A number of debtors will be contacted over the next few weeks and those who agree to take part will be helped to draw up a debt-repayment programme. If necessary, they will pay an amount to the programme organisers, who will divide this up and distribute it among creditors.
All the money paid by the debtor will be passed on to creditors. The aim is to get creditors to pay 15 per cent of the money recovered back to the organisers to fund their counselling service.
The pilot scheme is being launched in Leeds. It is modelled on a system used extensively in the United States. Several UK lenders, including Barclays Bank, Leeds Permanent Building Society and the store card operator GE Capital Retailer Financial Services, have donated money to launch the scheme.
Counsellors are being trained now and are expected to start work in March. About 100 lenders have agreed in principle to cooperate with the counsellors on debt-rescheduling programmes and to provide funding.

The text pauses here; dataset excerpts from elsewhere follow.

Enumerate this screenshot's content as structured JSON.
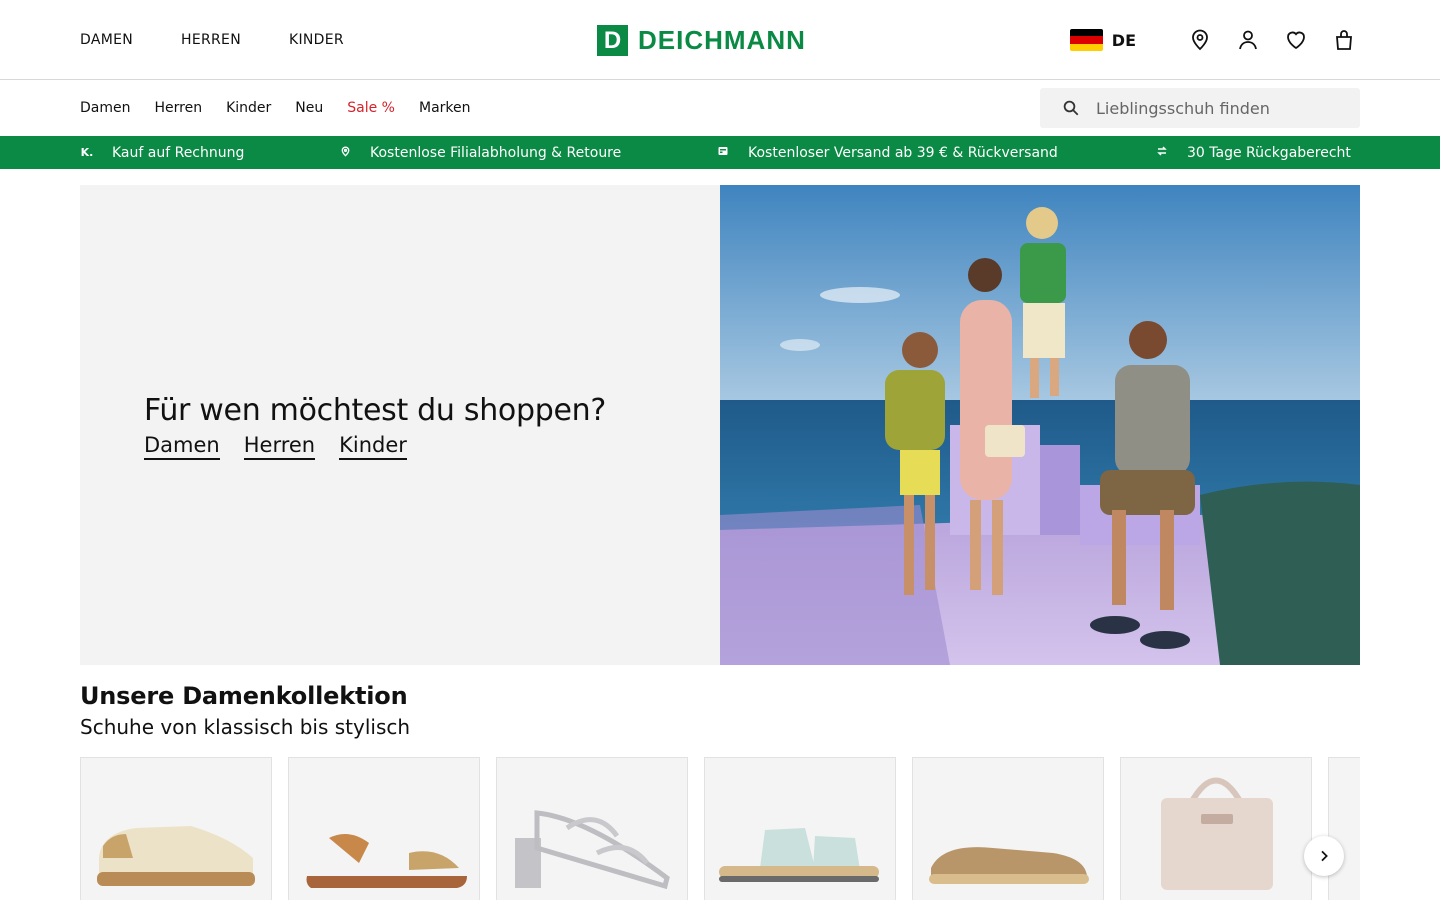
{
  "header": {
    "top_nav": [
      "DAMEN",
      "HERREN",
      "KINDER"
    ],
    "logo_mark": "D",
    "logo_text": "DEICHMANN",
    "language": "DE",
    "icons": [
      "location-pin-icon",
      "user-icon",
      "heart-icon",
      "shopping-bag-icon"
    ]
  },
  "subnav": {
    "items": [
      "Damen",
      "Herren",
      "Kinder",
      "Neu",
      "Sale %",
      "Marken"
    ],
    "search_placeholder": "Lieblingsschuh finden"
  },
  "usp": {
    "items": [
      {
        "icon": "K.",
        "text": "Kauf auf Rechnung"
      },
      {
        "icon": "pin",
        "text": "Kostenlose Filialabholung & Retoure"
      },
      {
        "icon": "truck",
        "text": "Kostenloser Versand ab 39 € & Rückversand"
      },
      {
        "icon": "return",
        "text": "30 Tage Rückgaberecht"
      }
    ]
  },
  "hero": {
    "title": "Für wen möchtest du shoppen?",
    "links": [
      "Damen",
      "Herren",
      "Kinder"
    ]
  },
  "collection": {
    "title": "Unsere Damenkollektion",
    "subtitle": "Schuhe von klassisch bis stylisch",
    "products": [
      "sneaker",
      "sandal",
      "heeled-sandal",
      "slide-sandal",
      "espadrille",
      "handbag",
      "partial-item"
    ]
  },
  "colors": {
    "brand_green": "#0a8a44",
    "sale_red": "#d6232c",
    "hero_bg": "#f3f3f3"
  }
}
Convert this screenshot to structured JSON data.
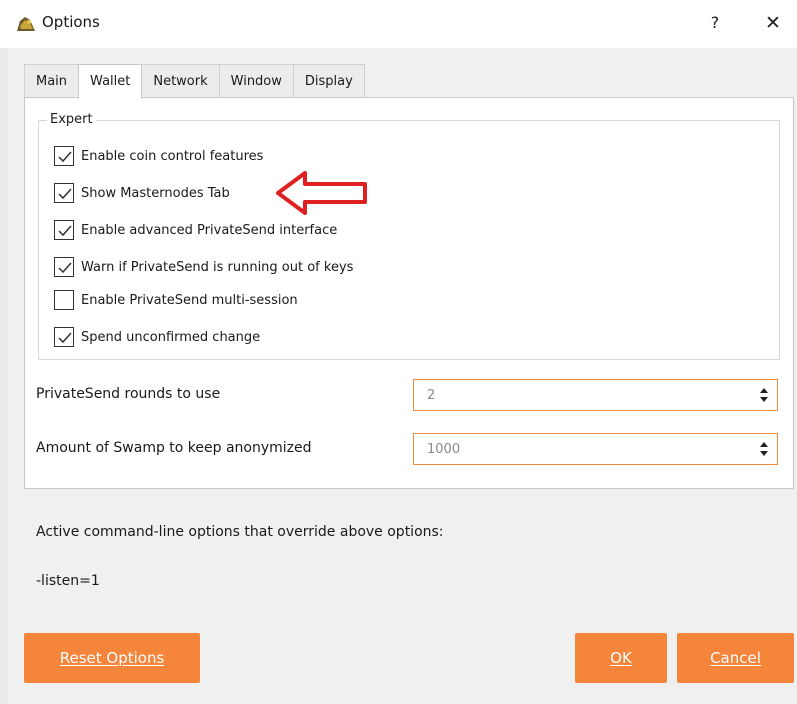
{
  "window": {
    "title": "Options",
    "help_label": "?",
    "close_label": "✕"
  },
  "tabs": [
    {
      "label": "Main",
      "active": false
    },
    {
      "label": "Wallet",
      "active": true
    },
    {
      "label": "Network",
      "active": false
    },
    {
      "label": "Window",
      "active": false
    },
    {
      "label": "Display",
      "active": false
    }
  ],
  "expert": {
    "group_label": "Expert",
    "options": [
      {
        "label": "Enable coin control features",
        "checked": true
      },
      {
        "label": "Show Masternodes Tab",
        "checked": true
      },
      {
        "label": "Enable advanced PrivateSend interface",
        "checked": true
      },
      {
        "label": "Warn if PrivateSend is running out of keys",
        "checked": true
      },
      {
        "label": "Enable PrivateSend multi-session",
        "checked": false
      },
      {
        "label": "Spend unconfirmed change",
        "checked": true
      }
    ]
  },
  "fields": {
    "rounds_label": "PrivateSend rounds to use",
    "rounds_value": "2",
    "amount_label": "Amount of Swamp to keep anonymized",
    "amount_value": "1000"
  },
  "override": {
    "title": "Active command-line options that override above options:",
    "value": "-listen=1"
  },
  "buttons": {
    "reset": "Reset Options",
    "ok": "OK",
    "cancel": "Cancel"
  },
  "annotation": {
    "arrow_color": "#e02020"
  },
  "colors": {
    "accent": "#f5853b",
    "field_border": "#f08a3c"
  }
}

Staff at the unit are now writing to lenders to arrange formal working relationships. Lenders will be asked to contact debtors whomay be suitable candidates for counselling.
The attempt to obtain more money from lenders to pay for counselling follows an earlier initiative that has had mixed success. The Money Advice Trust, set up in 1990, has had difficulty persuading lenders to hand over money and in 1991 received donations of only pounds 250,000 against a target of pounds 3m.